É bem verdade que vão longe os tempos em que nomes como Rainer Werner Fassbinder, Wim Wenders ou Volker Schlondorff mantinham a cinematografia alemã na linha da frente de muitos mercados, incluindo Portugal. Os filmes das gerações mais novas de cineastas da Alemanha, nomeadamente depois da Queda do Muro de Berlim, passaram a ter uma presença irregular entre nós, a ponto de podermos dizer que o espectador comum sabe identificar a chanceler Angela Merkel mas terá, por certo, muitas dificuldades em citar algum dos autores que, hoje em dia, definem a produção cinematográfica alemã.

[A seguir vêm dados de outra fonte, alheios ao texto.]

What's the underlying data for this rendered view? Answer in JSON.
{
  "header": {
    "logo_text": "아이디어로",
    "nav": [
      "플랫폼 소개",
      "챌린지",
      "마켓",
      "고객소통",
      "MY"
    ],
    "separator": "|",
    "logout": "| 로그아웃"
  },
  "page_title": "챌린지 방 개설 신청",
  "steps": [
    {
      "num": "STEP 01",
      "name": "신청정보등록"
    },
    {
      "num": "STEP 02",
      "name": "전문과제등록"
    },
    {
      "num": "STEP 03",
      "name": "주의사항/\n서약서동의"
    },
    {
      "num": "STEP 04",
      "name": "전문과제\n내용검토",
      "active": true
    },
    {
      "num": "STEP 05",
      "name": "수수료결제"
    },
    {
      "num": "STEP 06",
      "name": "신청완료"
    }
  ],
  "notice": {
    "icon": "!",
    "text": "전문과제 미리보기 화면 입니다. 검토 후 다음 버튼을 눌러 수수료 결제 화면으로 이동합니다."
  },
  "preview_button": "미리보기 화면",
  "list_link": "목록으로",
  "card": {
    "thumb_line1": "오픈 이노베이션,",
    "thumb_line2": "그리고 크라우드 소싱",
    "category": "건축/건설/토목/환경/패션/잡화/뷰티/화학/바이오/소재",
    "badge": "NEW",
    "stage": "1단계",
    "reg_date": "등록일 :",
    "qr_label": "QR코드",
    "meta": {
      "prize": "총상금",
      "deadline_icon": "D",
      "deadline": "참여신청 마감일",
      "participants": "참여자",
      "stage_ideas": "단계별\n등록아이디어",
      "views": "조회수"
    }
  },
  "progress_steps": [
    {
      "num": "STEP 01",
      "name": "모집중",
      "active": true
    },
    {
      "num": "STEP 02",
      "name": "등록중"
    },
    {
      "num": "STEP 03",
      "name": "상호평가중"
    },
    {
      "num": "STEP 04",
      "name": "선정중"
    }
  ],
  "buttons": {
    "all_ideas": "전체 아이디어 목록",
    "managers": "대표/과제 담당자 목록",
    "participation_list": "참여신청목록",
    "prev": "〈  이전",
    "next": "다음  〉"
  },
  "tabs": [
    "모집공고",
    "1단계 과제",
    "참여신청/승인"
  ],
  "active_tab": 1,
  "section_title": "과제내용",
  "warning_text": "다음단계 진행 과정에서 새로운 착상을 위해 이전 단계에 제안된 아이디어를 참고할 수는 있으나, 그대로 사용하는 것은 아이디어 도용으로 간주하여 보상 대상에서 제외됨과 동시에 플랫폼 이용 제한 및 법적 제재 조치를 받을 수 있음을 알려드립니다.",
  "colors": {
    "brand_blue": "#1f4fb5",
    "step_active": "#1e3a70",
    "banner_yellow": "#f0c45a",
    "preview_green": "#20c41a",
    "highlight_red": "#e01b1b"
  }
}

Barbara, de Christian Petzold, é um exemplo recente dessa produção, distinguido no Festival de Berlim de 2012 com o Urso de Prata de melhor realização (foi também o candidato alemão ao Oscar de melhor filme estrangeiro, mas ficou fora das nomeações). Aliás, neste contexto, Petzold constitui uma relativa excepção, já queBarbara é o terceiro título da sua filmografia a conseguir estrear nas salas portuguesas: o primeiro foi Yella (2007), retrato íntimo de uma mulher que tentava superar o fim do seu casamento, mudando de emprego e também de cidade; o segundo, Jerichow (2008), colocava em cena algumas tensões sociais contemporâneas, através de uma adaptação muito livre do romance O Carteiro Toca Sempre Duas Vezes, de James M. Cain.
Ponto comum a todos estes filmes é a presença da actriz Nina Hoss. Em Barbara, uma vez mais, ela assume uma figura algo perdida no cruzamento das opções individuais e das forças colectivas. Trata-se de evocar o contexto muito preciso da República Democrática da Alemanha, algures nos anos 80, com todos os mecanismos de “suave” repressão a condicionar o dia a dia dos cidadãos: Barbara (Hoss) é uma médica pediatra vigiada pelas autoridades policiais a partir do momento em que preencheu um documento, “oficializando” a sua vontade de sair do país; compelida a aceitar um lugar no hospital de uma pequena cidade do Báltico, a sua existência passa a ser um bizarro jogo do gato e do rato com as autoridades...
O maior trunfo do trabalho de Petzold continua a ser a metódica descrição das condições sociais de existência. Resistindo a generalizações mais ou menos sociológicas, apoiando-se sempre numa elaborada direcção de actores, ele constrói narrativas que não serão estranhas a um certo impulso realista cujas marcas podemos detectar em diversas zonas do mais recente cinema europeu (lembremos o caso deReality, do italiano Matteo Garrone). O facto de Barbara ter como pano de fundo a Alemanha de Leste, corresponde também a uma necessidade de releitura dos tempos da Guerra Fria, presente não apenas no cinema, mas também nas mais diversas formas de intervenção artística na Alemanha dos nossos dias. No plano estritamente cinematográfico, Barbara reflecte a mesma exigência de um olhar crítico sobre a história que marcava As Vidas dos Outros, de Florian Henckel von Donnersmarck, este distinguido com o Oscar de melhor filme estrangeiro referente a 2006.